There is dirt caked in the open wound and I carefully pick out the larger chunks with my fingers. “Was this from the crash?”
“I think from when the door was pushed in, but I don’t really remember. It was hazy.”
“You didn’t black out?”
I glance up to see him shake his head, his thick neck barely moving. “You were the only one who did. The impact was right on your side.”
“It felt like I was being crushed.”
“You were.” He is silent for a beat. “Eleven was worried.”
“Was he?” My voice is carefully even.
“He was out of the car before we’d even stopped moving. I don’t know how he was strong enough to rip that door away from you.”

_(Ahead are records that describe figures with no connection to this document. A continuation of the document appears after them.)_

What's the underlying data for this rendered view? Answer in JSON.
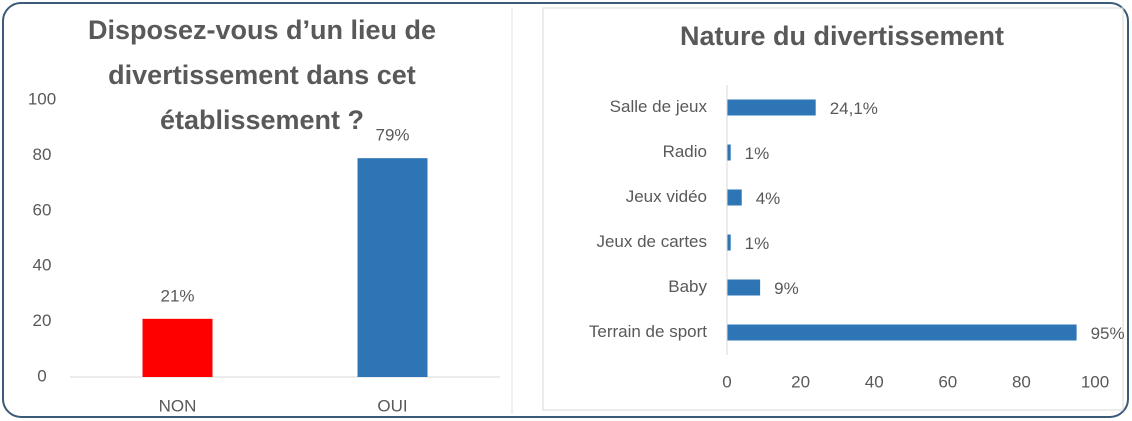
{
  "chart_data": [
    {
      "type": "bar",
      "title": [
        "Disposez-vous d’un lieu de",
        "divertissement dans cet",
        "établissement ?"
      ],
      "categories": [
        "NON",
        "OUI"
      ],
      "values": [
        21,
        79
      ],
      "value_labels": [
        "21%",
        "79%"
      ],
      "colors": [
        "#ff0000",
        "#2e75b6"
      ],
      "ylim": [
        0,
        100
      ],
      "yticks": [
        0,
        20,
        40,
        60,
        80,
        100
      ],
      "grid": false
    },
    {
      "type": "hbar",
      "title": "Nature du divertissement",
      "categories": [
        "Salle de jeux",
        "Radio",
        "Jeux vidéo",
        "Jeux de cartes",
        "Baby",
        "Terrain de sport"
      ],
      "values": [
        24.1,
        1,
        4,
        1,
        9,
        95
      ],
      "value_labels": [
        "24,1%",
        "1%",
        "4%",
        "1%",
        "9%",
        "95%"
      ],
      "color": "#2e75b6",
      "xlim": [
        0,
        100
      ],
      "xticks": [
        0,
        20,
        40,
        60,
        80,
        100
      ],
      "grid": false
    }
  ]
}
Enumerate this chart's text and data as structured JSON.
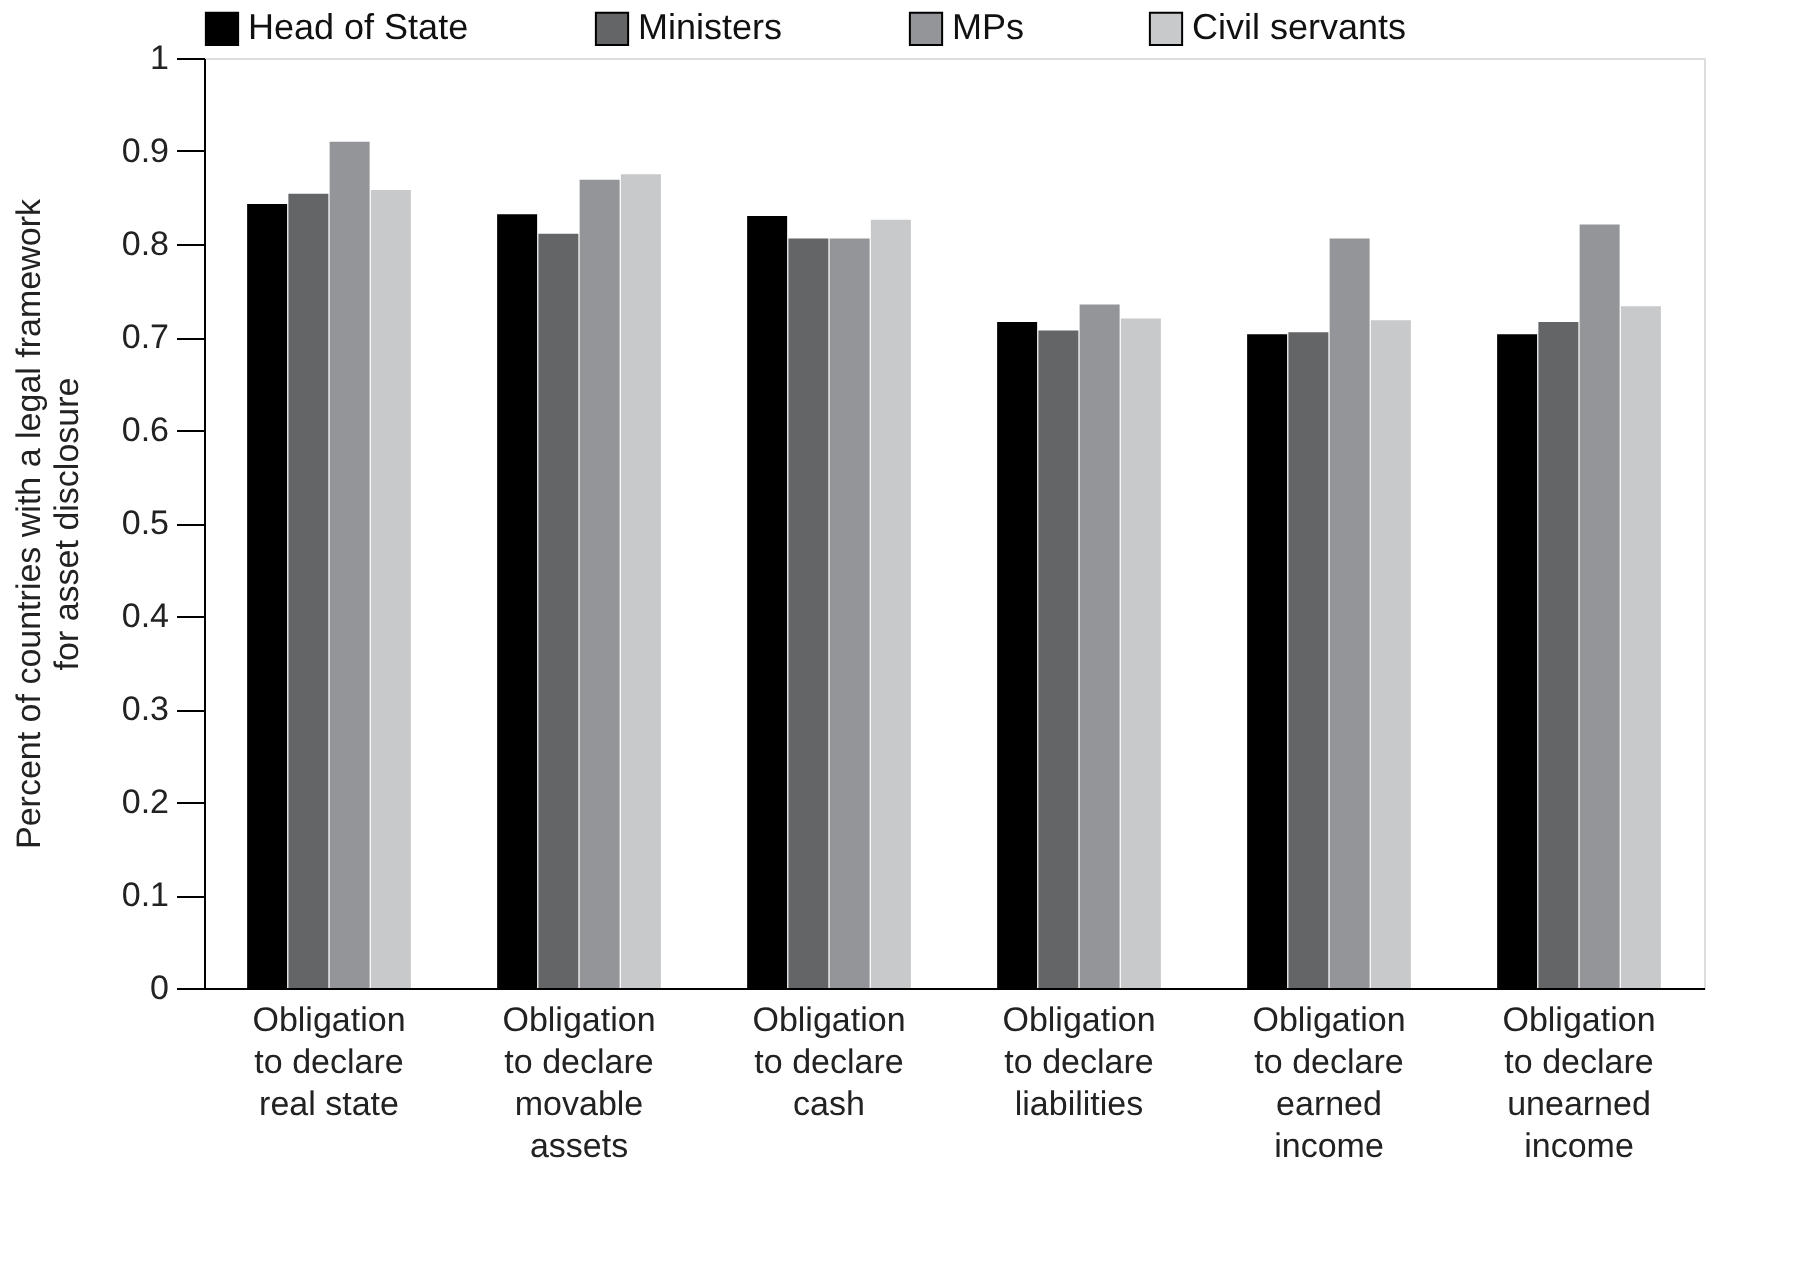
{
  "chart_data": {
    "type": "bar",
    "categories": [
      "Obligation\nto declare\nreal state",
      "Obligation\nto declare\nmovable\nassets",
      "Obligation\nto declare\ncash",
      "Obligation\nto declare\nliabilities",
      "Obligation\nto declare\nearned\nincome",
      "Obligation\nto declare\nunearned\nincome"
    ],
    "series": [
      {
        "name": "Head of State",
        "color": "#000000",
        "values": [
          0.843,
          0.832,
          0.83,
          0.716,
          0.703,
          0.703
        ]
      },
      {
        "name": "Ministers",
        "color": "#646567",
        "values": [
          0.854,
          0.811,
          0.806,
          0.707,
          0.705,
          0.716
        ]
      },
      {
        "name": "MPs",
        "color": "#949599",
        "values": [
          0.91,
          0.869,
          0.806,
          0.735,
          0.806,
          0.821
        ]
      },
      {
        "name": "Civil servants",
        "color": "#c8c9cb",
        "values": [
          0.858,
          0.875,
          0.826,
          0.72,
          0.718,
          0.733
        ]
      }
    ],
    "ylabel": "Percent of countries with a legal framework\nfor asset disclosure",
    "ylim": [
      0,
      1
    ],
    "yticks": [
      0,
      0.1,
      0.2,
      0.3,
      0.4,
      0.5,
      0.6,
      0.7,
      0.8,
      0.9,
      1
    ],
    "grid": false,
    "legend": "top"
  }
}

“I’m a member of the team. Of course he’d try to help me.” I keep my head bent, my eyes on his cut. It starts to bleed again, a slow, steady trickle, and I press the cloth into it.
“I don’t think that’s all it is.”
I stay quiet.
“You two have a history?”
He says it like a statement instead of a question, and again, I do not answer. His wound is clean now, and I wrap a new piece of cloth around it, tying the ends together tightly.
“How is it possible? We were in the same training group. When could you have met him?”
“I don’t know what you’re talking about.” I gather the bloody, alcohol-soaked rags and move to turn away, but Tim reaches out, his hand circling my wrist.
“You can trust me, you know.” His eyes look almost as green as mine, soft in the morning light that creeps in through the cracks in the walls. “You don’t have to hide from me.”
“I’m not hiding.”
“Then answer one question.”
The dust from the barn dances in the air between us. I don’t respond, but I don’t pull away from him either.
“Were you brainwashed?”
I shake my head, so slightly I barely move, but I know he sees it when his eyes crinkle at the corners.
“You remember your family, don’t you? I’m not the only one?”
“I . . . was close to my grandfather. He helped raise me.” Now I do pull away, holding the dirty rags close to my chest.